A Poet’s Meatloaf Recipe
Meatloaf is an art form. Like collage, like poetry, like a devastating change-up, a good meatloaf is a delicate balance of flavors and textures, carefully combined by a master hand. But you don’t have to take our word for it. A poet laureate has our back: In Donald Hall’s poem “Meatloaf,” published in this week’s New Yorker, the art of creation is celebrated:
Buy two pounds of cheap fat hamburger
so the meatloaf will be sweet, chop up
a big onion, add leaves of basil,
Tabasco, newspaper ads, soy sauce,
quail eggs, driftwood, tomato ketchup,
and library paste.
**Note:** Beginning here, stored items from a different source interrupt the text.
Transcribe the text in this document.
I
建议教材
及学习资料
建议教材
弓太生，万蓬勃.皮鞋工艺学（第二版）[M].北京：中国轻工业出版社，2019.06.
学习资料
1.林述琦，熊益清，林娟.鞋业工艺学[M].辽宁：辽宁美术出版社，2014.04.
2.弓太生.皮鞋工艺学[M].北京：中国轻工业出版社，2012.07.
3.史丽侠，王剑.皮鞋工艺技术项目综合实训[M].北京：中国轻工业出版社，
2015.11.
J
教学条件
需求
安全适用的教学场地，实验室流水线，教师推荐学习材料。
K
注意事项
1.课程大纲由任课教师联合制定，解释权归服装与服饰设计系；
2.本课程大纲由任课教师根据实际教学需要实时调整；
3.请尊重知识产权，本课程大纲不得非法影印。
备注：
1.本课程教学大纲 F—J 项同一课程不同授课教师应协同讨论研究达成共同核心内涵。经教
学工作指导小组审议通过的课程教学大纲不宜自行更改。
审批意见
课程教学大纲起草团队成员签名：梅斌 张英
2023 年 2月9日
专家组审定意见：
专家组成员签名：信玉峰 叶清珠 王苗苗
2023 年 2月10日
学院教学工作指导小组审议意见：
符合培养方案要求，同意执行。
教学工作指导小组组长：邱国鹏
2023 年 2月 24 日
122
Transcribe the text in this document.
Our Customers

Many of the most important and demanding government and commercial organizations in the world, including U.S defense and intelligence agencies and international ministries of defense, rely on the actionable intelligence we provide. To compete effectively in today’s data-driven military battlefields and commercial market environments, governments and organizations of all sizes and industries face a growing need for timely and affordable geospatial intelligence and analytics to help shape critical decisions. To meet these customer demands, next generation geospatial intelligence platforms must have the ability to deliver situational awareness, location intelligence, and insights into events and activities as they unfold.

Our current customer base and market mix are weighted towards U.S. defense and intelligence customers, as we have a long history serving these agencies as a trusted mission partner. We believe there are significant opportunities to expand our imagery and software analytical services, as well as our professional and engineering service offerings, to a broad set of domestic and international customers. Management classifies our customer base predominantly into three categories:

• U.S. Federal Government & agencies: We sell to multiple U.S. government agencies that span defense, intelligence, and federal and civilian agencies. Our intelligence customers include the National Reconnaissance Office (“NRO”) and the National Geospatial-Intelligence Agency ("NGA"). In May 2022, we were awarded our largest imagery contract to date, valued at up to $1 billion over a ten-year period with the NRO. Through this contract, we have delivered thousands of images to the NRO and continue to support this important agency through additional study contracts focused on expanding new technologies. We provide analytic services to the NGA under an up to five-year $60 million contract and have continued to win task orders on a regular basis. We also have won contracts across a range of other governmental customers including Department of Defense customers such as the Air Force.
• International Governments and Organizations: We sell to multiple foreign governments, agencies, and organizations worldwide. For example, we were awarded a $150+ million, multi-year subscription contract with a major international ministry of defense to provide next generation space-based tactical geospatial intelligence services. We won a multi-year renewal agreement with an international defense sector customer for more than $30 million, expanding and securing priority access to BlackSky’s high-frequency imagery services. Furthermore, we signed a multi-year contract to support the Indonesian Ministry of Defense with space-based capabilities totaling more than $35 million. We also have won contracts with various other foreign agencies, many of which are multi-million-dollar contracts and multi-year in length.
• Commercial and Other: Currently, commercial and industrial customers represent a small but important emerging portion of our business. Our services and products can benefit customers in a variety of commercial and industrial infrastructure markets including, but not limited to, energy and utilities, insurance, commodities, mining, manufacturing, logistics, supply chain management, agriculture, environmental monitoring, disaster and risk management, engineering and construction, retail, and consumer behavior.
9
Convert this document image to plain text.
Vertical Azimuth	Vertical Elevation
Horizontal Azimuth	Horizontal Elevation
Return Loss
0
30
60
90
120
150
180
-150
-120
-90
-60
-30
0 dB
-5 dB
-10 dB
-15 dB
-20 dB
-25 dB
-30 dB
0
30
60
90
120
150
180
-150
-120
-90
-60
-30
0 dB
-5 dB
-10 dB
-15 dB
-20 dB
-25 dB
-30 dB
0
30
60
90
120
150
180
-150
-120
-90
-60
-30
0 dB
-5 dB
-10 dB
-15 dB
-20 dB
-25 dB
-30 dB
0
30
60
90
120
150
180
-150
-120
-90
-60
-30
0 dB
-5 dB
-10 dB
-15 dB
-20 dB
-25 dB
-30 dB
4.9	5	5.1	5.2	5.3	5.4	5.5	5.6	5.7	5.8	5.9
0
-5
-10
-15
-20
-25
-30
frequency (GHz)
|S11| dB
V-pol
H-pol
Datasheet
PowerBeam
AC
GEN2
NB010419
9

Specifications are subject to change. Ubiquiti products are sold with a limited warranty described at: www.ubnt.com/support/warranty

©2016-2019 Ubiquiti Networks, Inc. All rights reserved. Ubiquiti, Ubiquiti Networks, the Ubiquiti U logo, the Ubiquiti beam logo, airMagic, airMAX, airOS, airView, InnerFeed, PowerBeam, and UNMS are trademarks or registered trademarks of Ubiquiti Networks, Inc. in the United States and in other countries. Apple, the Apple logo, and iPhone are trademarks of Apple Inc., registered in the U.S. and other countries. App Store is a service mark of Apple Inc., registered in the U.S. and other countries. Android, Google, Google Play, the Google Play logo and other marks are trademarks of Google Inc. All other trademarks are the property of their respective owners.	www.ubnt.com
Bake for ten hours
at thirty-five degrees. When pitchers
hit the batter’s head, Kurt, it is called
a beanball. The batter takes first base.
This poem revisits a series Hall wrote 25 years ago called “Baseball,” addressed to dadist collage artist Kurt Schwitters who died in 1948 (who was German, and probably not a Red Sox fan as is Hall). There were nine poems (one for each inning) with nine syllables to each line and nine lines to each stanza.
The poems lament the pains of mortality and the joys of baseball but lack any serious references to ground beef. It may have taken 25 years to correct that oversight, but better late than never.